When I’m down, I just draw some roses/on a pretty piece of paper/…halfway through I feel so much better/I imagine happiness/and it runs right to me, such amazing beauty–Georgia Ann Muldrow, “Roses”

Things have been noticeably quiet around here, so I thought I’d tell you about what’s been going on and what I’ll be up to next.

About 3 weeks ago today, I became a casualty of this recession: I was laid off from my job. During those first few days, I felt so many different emotions at different times. First I was sad (I cried for the better part of the afternoon on day 1), then I was angry (why me?!), and then scared sh*tless (how will I pay my rent?).  I had to take an extended time away from updating my blog to go through all of these emotions, and to take some time to reflect and map out my next moves. But as time went on and as the biggest snowstorm in DC’s history blew through my hood, I started to feel, despite it all, happy.

That isn’t to say that this time has been easy or that it isn’t stressful. Being unemployed is always difficult no matter what the circumstances were that lead you to it. I know Im not immune to the challenges that lie ahead, nor the present. But more than anything else, I’ve made the conscious decision to take this time of “(f)unemployment” to learn more about what it is I really want my career to look like, and how I want to pursue my own happiness from here on out.

Lately, I’ve been listening to the song “Roses” by Georgia Anne Muldrow:

The song challenged me to meditate on what was really important in my life, the things and people I had to feel grateful for, and the ways that God has continued to bless me. Everytime I feel frustrated or when sadness starts to creep up again, I try to think more about my strengths and less about my weaknesses. I focus on the few things that made me smile, the people who made me laugh throughout the day.

Soon after I discovered “Roses”  for the first time on Blip.fm, I came across an article about the artist who wrote and performed the song, from an issue of LA Weekly published just last year. She was discussing her philosophies on life, her new baby boy, and her music. One part of the article discussed the remix of “Roses” featuring rapper Mos Def, and how that moment caused a type of paradigm shift for her:

“It was an inspiring thing because the week that [Mos Def asked to remix her song ‘Roses’ for his new album], I stopped calling myself broke and started to follow certain spiritual laws one must observe in order to call oneself successful,” she says. “You can’t cancel out all the resources from the divine realm, which are trying to help you. I’m very inspired by what energies can be brought in through cleansing the bad habits and negative energies toward myself. Or directed toward what I think about myself. And that’s the most inspiring thing, because that’s what ‘Roses’ is about: finding happiness from within.”

Keeping the faith and staying positive during challenging times isn’t easy but I think I’m doing a little better than I thought I would. Every day I have to remind myself that I’m alive, that I’m capable, that I’m healthy, and that I have friends and family who love me.

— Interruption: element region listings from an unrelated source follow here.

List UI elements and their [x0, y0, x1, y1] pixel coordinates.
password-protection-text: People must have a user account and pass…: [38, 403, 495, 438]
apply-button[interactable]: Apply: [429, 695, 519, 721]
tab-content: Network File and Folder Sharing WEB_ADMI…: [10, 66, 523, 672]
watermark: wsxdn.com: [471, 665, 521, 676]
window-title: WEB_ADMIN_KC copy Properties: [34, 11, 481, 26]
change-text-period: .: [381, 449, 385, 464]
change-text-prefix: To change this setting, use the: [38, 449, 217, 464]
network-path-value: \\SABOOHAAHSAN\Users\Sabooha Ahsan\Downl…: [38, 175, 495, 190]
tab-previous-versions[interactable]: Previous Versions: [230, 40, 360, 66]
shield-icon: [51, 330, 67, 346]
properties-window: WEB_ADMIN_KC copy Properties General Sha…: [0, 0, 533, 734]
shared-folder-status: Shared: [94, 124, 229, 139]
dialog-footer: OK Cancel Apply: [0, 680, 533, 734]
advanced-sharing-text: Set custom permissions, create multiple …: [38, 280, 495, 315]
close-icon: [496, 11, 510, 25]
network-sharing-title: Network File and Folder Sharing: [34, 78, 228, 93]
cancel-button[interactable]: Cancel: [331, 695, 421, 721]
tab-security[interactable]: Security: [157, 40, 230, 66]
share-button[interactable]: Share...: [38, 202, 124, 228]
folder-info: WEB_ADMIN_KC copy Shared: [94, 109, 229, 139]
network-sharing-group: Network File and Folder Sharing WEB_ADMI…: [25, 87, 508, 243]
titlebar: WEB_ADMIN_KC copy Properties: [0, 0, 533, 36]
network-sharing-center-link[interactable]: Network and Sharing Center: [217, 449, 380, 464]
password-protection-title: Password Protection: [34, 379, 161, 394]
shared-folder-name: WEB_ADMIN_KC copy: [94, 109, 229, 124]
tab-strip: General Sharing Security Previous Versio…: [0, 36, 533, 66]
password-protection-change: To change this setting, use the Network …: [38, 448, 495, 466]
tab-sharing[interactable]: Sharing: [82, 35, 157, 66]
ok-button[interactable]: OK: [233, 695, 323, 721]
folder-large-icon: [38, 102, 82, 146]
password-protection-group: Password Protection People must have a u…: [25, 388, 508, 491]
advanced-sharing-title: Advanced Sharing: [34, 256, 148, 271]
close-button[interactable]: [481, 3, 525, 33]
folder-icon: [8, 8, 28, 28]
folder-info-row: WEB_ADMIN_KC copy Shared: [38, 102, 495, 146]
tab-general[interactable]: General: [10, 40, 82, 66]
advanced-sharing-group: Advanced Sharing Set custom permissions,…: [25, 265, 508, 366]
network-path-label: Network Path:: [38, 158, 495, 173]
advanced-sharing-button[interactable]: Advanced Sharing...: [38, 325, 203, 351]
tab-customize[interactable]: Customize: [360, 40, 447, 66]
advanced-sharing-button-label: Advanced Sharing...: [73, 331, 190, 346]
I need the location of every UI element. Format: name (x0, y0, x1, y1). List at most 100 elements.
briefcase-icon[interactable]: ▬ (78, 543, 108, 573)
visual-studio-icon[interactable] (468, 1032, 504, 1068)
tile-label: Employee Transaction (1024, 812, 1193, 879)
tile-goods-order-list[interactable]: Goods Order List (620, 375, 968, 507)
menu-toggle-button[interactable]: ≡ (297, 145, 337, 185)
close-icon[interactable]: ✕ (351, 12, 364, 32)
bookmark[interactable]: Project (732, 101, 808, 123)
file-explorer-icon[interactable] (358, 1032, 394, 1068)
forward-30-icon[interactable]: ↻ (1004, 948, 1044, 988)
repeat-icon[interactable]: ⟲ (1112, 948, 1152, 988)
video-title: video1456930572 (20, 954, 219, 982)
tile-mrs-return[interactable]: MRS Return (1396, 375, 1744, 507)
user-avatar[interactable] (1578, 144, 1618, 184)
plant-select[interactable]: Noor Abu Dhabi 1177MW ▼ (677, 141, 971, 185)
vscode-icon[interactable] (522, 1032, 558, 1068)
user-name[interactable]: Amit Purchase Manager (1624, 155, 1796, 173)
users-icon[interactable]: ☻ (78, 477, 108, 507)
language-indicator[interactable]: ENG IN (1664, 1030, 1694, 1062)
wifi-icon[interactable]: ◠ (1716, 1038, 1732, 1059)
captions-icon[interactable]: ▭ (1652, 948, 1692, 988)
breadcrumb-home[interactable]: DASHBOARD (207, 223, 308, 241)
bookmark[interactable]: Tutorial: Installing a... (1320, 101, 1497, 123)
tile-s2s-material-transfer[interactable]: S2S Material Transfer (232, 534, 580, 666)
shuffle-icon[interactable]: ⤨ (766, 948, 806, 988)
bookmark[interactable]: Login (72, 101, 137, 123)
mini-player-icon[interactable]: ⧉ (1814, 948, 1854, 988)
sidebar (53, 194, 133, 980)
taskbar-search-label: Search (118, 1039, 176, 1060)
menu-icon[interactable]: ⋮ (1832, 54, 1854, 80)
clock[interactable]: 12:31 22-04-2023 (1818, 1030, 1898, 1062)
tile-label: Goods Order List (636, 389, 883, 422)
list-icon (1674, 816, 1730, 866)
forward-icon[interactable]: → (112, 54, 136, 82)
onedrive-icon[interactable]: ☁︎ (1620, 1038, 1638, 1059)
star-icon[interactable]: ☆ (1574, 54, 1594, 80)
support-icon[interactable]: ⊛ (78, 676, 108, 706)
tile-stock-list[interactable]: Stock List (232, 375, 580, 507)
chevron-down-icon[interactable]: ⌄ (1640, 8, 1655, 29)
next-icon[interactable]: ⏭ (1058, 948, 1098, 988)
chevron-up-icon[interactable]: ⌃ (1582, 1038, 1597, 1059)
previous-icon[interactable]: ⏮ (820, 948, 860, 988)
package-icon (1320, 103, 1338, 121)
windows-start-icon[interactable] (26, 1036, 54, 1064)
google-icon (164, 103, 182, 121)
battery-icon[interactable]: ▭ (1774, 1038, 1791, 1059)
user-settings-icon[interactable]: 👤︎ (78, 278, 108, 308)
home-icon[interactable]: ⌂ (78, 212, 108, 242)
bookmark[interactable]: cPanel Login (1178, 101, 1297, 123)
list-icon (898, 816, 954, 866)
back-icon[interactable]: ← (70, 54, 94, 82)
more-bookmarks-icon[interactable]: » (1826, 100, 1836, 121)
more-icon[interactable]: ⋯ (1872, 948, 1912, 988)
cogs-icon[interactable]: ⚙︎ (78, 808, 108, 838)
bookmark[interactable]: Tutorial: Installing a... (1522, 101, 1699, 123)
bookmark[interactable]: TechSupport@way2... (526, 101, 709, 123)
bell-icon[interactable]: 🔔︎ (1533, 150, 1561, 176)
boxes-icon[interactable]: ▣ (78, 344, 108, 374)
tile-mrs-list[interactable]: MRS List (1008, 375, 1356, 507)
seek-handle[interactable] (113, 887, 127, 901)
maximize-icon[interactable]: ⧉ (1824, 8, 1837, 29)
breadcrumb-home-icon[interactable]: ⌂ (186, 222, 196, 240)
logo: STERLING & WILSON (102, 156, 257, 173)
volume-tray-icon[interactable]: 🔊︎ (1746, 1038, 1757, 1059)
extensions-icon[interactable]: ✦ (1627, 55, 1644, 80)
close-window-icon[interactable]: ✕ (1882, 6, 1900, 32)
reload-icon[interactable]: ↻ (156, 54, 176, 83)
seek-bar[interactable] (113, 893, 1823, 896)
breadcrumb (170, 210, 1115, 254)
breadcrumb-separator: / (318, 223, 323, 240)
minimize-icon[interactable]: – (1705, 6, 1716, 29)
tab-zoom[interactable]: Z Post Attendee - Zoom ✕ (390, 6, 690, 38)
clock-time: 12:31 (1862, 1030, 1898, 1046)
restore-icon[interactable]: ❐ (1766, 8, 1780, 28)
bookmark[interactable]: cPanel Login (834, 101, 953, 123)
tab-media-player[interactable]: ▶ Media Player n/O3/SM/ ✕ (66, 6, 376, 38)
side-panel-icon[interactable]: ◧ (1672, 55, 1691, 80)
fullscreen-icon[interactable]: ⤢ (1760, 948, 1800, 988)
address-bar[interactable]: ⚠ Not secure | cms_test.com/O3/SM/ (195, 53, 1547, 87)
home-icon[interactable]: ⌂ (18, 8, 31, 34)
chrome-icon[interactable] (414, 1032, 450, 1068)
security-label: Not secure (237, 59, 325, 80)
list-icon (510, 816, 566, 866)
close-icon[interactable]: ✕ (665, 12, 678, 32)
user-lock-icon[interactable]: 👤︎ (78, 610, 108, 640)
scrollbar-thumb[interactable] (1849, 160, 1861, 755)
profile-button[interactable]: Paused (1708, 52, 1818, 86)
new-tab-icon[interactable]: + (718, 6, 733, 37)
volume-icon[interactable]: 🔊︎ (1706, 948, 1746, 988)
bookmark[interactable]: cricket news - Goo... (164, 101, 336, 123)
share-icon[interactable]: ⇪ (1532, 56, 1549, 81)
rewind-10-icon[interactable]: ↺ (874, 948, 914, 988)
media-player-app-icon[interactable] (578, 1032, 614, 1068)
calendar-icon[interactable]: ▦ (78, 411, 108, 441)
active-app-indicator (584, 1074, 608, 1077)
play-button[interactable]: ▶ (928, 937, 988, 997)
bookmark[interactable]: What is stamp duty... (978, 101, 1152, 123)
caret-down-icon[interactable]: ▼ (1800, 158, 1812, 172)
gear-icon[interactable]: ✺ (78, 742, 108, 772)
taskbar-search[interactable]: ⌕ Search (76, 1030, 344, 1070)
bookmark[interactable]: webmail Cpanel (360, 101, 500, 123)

My 26th birthday is in exactly a week. As I approach the second half of my 20s I find myself considering what I want 30 to look like. I sometimes wonder if I would have started my own company by then or if I’ll be married with children. Then I realize that there’s no exact way to predict where you’ll be 30, nor is it a magical age where everything will necessarily fall into place. The only thing I know for certain is taht I know and believe in my heart that I’ll be happy.

For now, I’m reminding myself just as Georgia Anne Muldrow sings in “Roses” that happiness and fulfillment–in my career, in my friendships, in love–is a journey. Every day I am striving to act on my knowledge that not only does my happiness start with me, but also that a little bit of faith really does and will go a long way.